Discrepancy between theory and practice

Hi,

in theory, these should give the same result, but these two layers produced different (but similar) results:

import torch
from torch import nn

b=20
outc = 10
inc = 10
res = 32
input_tensor = torch.randn((b, inc, res, res))
cnn_layer = nn.Conv2d(in_channels=inc, out_channels=outc, kernel_size=res,)
out_cnn_layer = cnn_layer(input_tensor)
fc_layer = nn.Linear(in_features=inc * res * res, out_features=outc)
fc_layer.weight.data = cnn_layer.weight.data.reshape(outc, -1)
fc_layer.bias.data = cnn_layer.bias.data
out_fc_layer = fc_layer(input_tensor.view(b, -1))
assert(torch.allclose(out_cnn_layer.view(b,-1),out_fc_layer))

For me, this test passes!
pytorch 1.6.0

Did you run it multiple times? because mine is also: ‘1.6.0’

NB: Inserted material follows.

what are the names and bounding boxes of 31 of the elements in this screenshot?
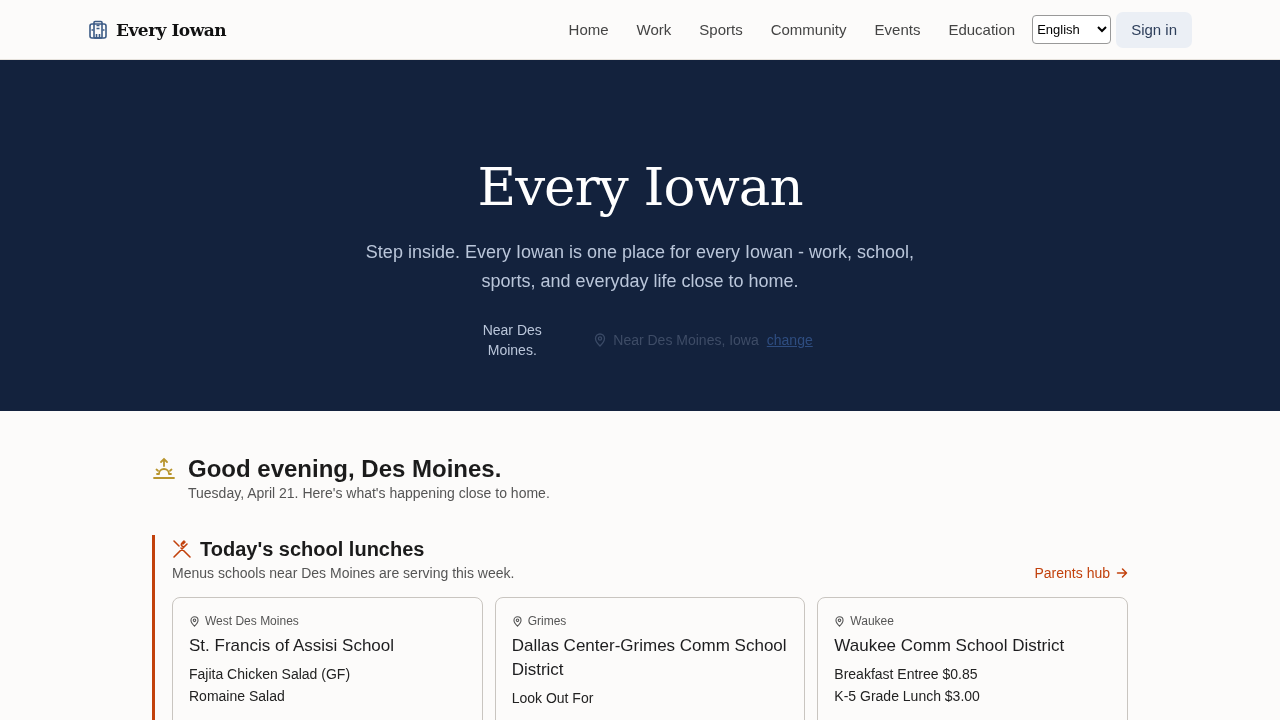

I ran 15 times (or more!) and all of them passed.
Oh wait! I missed an assert. Sorry for the misunderstanding.
I will check again.

I observe this behavior too.
I can see that the CNN and FC outputs are equal up to an absolute tolerance (atol) of 10^-5.

@albanD: do you have some comments on this?
In double data type, I would expect the absolute tolerance level should be even lesser than 10^-5. Am I missing something here?

Hi,

Running on current colab, this is what I see:
The same thing as you: a difference of ~1e-6 difference for float. But adding torch.set_default_dtype(torch.double) at the beginning, it goes down to ~1e-15. @InnovArul did you set it properly to double?
So it looks like it is expected loss of precision because of floating point numbers.

Also note that the deeper your network is gonna be, the larger this difference is gonna be as most operation amplify a small difference that happened at the beginning.

2 Likes

I see. Thanks @albanD. I did not set it to double. I assumed CPU has default type as Double.

No contrary to numpy, we default to float as it makes a big difference in terms of runtime (especially on GPU) and is enough precision for most (if not all) deep learning applications.